Coldplay might be the world's beigest band, but at least they had the guts to stop the standard-procedure second guessing that pinches the blood out of the music industry—”Well, I like this, and you like this,” sighs Mr. In Control in his shiny shirt, looking out the plate glass at the LA skyline, “but THE MASSES will hate it, so let's not do it!”—and put an unknown (except to anyone who saw them at the Booby Trap in April) band they believed in on their arena tour. And although the masses do hate them—”Shut the fuck uppppppppppp!” says some highlighted bossy while Black Mountain is making something particularly beautiful—the gesture itself is honest, simple and admirable.

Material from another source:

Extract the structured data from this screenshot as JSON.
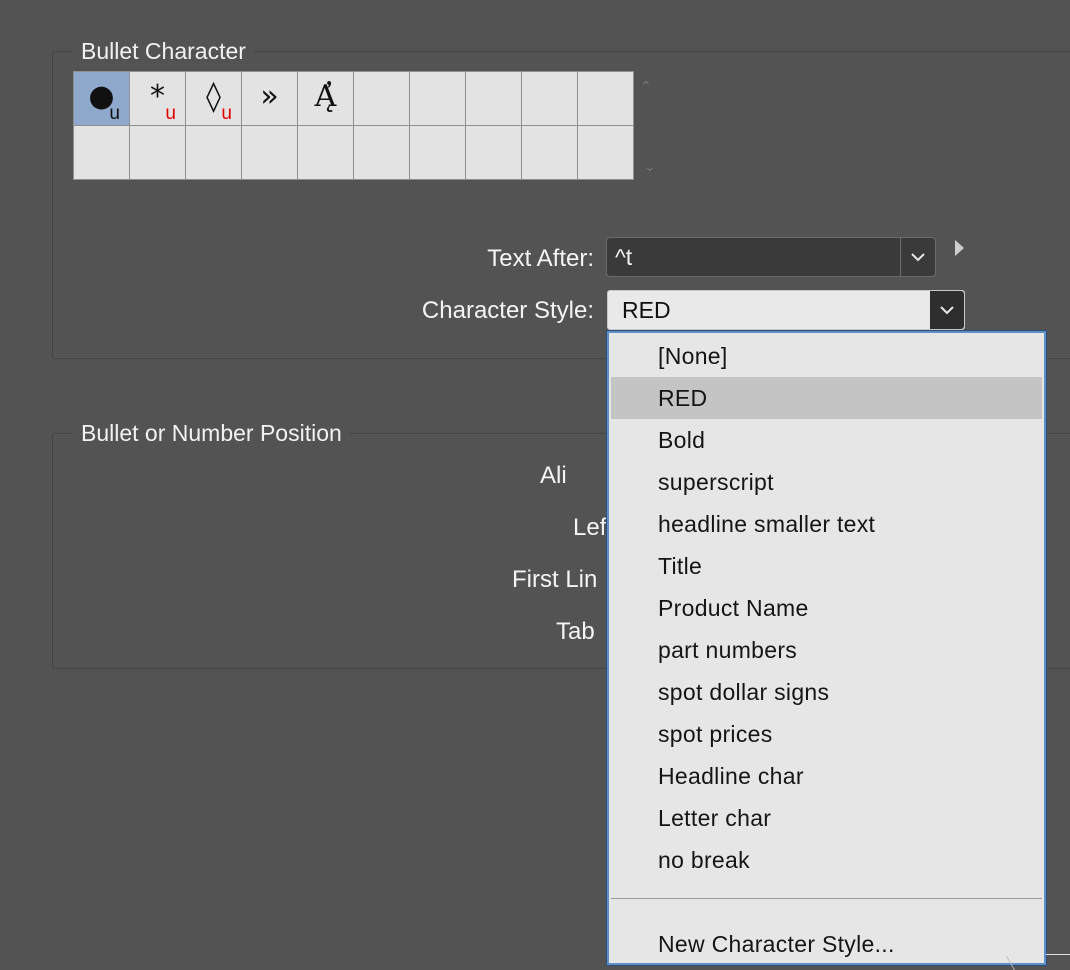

This band might have been playing house parties not even six months ago, but their songs lit up 20,000 (or whatever) empty seats without a flicker in the power—Velvet Underground redo “No Satisfaction” rolling up and down the terraces like a pinball, singers Stephen and Amber totally strong and self-assured: “O muse, I'm embarrassed of what happened . . . ” In a way, there's sort of unwarranted pride here: Black Mountain are a real live band (as opposed to the cold bait they shake off the boats from England each month) and they just went out there as five tiny scribbles in black and brown and knocked the tops off the (black) mountains behind the amphitheater. For all the just-as-good bands who get rusty in dive bars each week because they don't have the luck or the easy-going nature to get in front of 20,000 (or whatever) people, for all the little bands who etch out CDRs no one takes seriously until it's too late: Black Mountain knows and shows it's not for lack of anything but some famous person giving you the chance.